The authority to order service of process by publication in proceedings involving termination of parental rights derives from Social Services Law § 384-b (3) (e) which makes applicable the provisions of Family Court Act § 617. This latter statute ( cf. subd [d]), authorizes service by publication in accordance with the formalities set forth in CPLR 316 with the sole exception that a single publication in one newspaper is sufficient under the Family Court Act.
It has been held that in order to justify service of a summons by publication, a legally sufficient complaint must be submitted and pass judicial scrutiny ( Ebsary Gypsum Co. v Ruby, 256 N.Y. 406; Kravetz v McNutt, 133 N.Y.S.2d 301, affd 284 App. Div. 869). The petition herein, equivalent to a complaint, if read without amendment, fails, even if solely attributable to a typographical error, to state a cause of action against the named respondent father.
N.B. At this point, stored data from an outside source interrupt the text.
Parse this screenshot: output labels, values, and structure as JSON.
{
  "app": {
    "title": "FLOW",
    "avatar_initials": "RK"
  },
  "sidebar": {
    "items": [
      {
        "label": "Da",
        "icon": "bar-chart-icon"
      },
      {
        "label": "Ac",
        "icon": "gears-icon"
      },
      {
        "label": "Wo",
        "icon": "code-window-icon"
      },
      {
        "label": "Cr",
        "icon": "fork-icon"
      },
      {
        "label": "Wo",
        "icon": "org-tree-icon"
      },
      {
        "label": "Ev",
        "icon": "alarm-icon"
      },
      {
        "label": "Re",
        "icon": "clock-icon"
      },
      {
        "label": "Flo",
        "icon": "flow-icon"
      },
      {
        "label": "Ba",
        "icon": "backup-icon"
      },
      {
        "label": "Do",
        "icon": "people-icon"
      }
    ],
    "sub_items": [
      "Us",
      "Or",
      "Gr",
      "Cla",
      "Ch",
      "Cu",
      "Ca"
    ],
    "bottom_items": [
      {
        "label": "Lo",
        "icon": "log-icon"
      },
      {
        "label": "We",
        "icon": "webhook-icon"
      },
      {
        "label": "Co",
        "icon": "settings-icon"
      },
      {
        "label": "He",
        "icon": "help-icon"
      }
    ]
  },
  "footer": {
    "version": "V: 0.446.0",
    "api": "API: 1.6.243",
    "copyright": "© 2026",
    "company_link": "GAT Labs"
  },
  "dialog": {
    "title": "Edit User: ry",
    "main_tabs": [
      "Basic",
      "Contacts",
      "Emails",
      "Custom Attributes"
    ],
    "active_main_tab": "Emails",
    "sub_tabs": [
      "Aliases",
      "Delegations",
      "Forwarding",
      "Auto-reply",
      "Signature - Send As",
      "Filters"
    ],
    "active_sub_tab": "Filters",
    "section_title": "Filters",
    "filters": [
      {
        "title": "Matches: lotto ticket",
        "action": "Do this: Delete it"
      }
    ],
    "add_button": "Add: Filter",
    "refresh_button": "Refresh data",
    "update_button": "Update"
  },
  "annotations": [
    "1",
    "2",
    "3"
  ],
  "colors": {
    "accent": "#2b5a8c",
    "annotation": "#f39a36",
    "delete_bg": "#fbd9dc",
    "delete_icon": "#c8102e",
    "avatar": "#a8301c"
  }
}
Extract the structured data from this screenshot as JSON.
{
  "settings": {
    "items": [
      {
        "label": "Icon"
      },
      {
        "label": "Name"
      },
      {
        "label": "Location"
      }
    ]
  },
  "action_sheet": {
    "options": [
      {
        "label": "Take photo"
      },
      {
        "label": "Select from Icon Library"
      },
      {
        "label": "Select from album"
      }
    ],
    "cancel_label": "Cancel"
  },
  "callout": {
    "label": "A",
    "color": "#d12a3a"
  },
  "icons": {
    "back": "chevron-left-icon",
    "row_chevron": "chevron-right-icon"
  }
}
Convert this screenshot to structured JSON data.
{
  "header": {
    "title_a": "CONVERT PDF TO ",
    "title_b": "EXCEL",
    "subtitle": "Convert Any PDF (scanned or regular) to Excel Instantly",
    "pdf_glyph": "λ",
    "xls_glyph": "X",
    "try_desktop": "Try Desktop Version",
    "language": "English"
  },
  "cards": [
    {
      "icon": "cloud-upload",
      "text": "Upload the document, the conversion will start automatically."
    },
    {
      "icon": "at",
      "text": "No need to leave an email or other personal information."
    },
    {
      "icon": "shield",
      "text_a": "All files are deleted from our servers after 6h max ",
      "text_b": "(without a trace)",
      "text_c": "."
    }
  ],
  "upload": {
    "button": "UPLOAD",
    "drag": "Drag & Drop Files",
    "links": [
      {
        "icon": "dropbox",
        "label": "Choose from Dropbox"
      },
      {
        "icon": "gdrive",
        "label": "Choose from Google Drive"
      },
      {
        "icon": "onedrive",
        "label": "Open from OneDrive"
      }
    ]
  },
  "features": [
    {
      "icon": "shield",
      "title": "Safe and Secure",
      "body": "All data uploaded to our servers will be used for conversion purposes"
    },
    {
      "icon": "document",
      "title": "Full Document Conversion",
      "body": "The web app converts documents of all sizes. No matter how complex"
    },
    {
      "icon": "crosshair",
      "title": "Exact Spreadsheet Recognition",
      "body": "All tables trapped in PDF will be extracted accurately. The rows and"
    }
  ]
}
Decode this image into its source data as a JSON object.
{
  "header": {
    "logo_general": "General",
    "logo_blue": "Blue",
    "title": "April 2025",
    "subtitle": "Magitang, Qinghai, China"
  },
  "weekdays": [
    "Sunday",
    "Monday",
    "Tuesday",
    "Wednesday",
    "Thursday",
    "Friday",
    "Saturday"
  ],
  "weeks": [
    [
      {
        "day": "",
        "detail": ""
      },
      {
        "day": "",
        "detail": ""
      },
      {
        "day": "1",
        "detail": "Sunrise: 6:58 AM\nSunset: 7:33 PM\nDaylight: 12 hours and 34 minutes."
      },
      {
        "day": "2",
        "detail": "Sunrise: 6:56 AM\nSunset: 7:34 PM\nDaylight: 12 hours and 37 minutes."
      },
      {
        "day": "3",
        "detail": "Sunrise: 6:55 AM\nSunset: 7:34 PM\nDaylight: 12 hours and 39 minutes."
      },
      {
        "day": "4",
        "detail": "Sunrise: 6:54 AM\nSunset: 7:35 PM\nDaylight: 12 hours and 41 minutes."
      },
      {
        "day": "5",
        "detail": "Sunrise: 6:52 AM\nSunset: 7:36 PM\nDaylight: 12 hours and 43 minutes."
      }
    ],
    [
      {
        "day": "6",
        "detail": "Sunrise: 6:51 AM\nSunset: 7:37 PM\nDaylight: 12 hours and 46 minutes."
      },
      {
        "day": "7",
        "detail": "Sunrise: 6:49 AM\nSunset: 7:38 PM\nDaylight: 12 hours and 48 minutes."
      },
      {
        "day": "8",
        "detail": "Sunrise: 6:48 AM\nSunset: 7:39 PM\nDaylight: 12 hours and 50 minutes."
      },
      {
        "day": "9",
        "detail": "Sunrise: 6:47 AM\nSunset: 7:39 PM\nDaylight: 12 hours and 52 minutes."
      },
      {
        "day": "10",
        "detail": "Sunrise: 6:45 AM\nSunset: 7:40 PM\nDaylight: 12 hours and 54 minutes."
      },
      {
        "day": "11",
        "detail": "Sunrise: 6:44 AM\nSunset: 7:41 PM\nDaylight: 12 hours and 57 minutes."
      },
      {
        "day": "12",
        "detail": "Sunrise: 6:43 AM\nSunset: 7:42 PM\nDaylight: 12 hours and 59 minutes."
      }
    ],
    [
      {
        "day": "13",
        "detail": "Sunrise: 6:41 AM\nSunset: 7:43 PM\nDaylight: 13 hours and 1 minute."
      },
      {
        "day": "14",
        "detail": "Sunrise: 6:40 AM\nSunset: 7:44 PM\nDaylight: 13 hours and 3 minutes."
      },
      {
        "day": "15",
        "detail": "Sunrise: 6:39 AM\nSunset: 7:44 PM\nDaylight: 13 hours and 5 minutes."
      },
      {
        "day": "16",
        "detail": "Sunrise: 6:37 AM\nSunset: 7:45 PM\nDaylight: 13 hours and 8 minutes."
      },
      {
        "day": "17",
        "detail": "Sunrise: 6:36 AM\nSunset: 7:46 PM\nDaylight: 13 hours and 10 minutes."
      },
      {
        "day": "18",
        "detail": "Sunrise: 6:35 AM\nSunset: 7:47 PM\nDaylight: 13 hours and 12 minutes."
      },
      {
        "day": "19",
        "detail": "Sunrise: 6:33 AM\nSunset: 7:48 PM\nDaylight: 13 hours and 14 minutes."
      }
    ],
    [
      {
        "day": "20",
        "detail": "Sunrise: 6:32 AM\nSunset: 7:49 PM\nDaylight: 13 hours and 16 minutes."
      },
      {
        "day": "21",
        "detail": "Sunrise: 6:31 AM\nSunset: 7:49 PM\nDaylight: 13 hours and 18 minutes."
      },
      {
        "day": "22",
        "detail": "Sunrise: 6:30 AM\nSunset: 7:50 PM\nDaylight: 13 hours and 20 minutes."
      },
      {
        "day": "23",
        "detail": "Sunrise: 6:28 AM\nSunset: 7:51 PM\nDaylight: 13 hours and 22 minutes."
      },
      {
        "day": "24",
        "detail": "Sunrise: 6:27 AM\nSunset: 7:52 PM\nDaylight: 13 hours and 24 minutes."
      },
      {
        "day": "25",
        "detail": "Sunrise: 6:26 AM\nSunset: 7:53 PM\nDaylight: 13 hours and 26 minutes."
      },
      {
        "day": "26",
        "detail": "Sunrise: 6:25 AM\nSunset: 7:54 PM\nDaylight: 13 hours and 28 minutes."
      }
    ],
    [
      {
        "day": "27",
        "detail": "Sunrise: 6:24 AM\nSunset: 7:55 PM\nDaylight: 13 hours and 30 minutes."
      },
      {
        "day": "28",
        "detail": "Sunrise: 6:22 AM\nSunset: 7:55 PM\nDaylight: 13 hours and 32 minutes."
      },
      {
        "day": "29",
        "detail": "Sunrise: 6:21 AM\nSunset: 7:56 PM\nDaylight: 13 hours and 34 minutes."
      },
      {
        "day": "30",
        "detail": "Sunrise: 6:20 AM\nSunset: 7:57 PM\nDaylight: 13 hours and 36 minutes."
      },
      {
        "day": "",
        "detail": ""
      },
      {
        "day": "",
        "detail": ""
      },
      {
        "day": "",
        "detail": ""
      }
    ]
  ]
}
Notwithstanding the foregoing, the court holds jurisdiction to have been perfected. The constitutional rationale supporting service by publication is based upon the reality that a person having a substantial interest in a res within this State may reasonably be said to have received notice of an action when that res has been encumbered or seized by attachment or otherwise ( cf. Pennoyer v Neff, 95 U.S. 714). This State has in fact held that the constitutional minimum simply requires that the State act reasonably ( Dobkin v Chapman, 21 N.Y.2d 490). Reasonableness requires a likelihood that a defendant will learn of an action; it includes a panoply of diverse factors ranging from the interest of the State in adjudicating the controversy to the conduct of defendant ( cf. McLaughlin, Practice Commentaries, McKinney's Laws of NY, Book 7B, CPLR C315:1, p 329). Once the threshold standard of reasonableness has been reached with regard to preliminary jurisdiction, it is in order to make inquiry if, assuming proper notice, a defendant will be led not to contest an action because the complaint filed against him fails to state a cause of action.
This court finds a significant distinction between civil cases in which jurisdiction by publication failed because of a lack of a legally sufficient complaint and termination proceedings in the Family Court. In civil matters, the docket of proceedings is a matter of public record thus giving rise to justifiable concern that a defendant who did in fact receive notice might have been misled into not defending the action in reliance upon the existence of a legally insufficient complaint. Clearly this reasoning does not apply to Family Court records which are sealed. Had there been an inspection of the docket in question, that fact itself would be a matter of public record. Failing same, it cannot be conjected that a respondent might have been misled by a defective petition on file which he could not possibly have seen.
It is obviously the intention of the Legislature to expedite termination proceedings on the one hand ( cf. Social Services Law § 384-b [b]); and on the other ( cf. Family Ct Act § 617 [d]), to relax the technicalities surrounding service by publication based upon the self-evident reality that the parent of a child who had even the slightest interest would certainly have received notice thereof by the mere fact that a petitioning childcare agency suspends visitation during the pendency of litigation. The unfortunate reality is that most often, as here, these children have been abandoned and the parent could not care less.
The inquest shall go forward on default. The petition is amended to substitute the word "father" for "mother".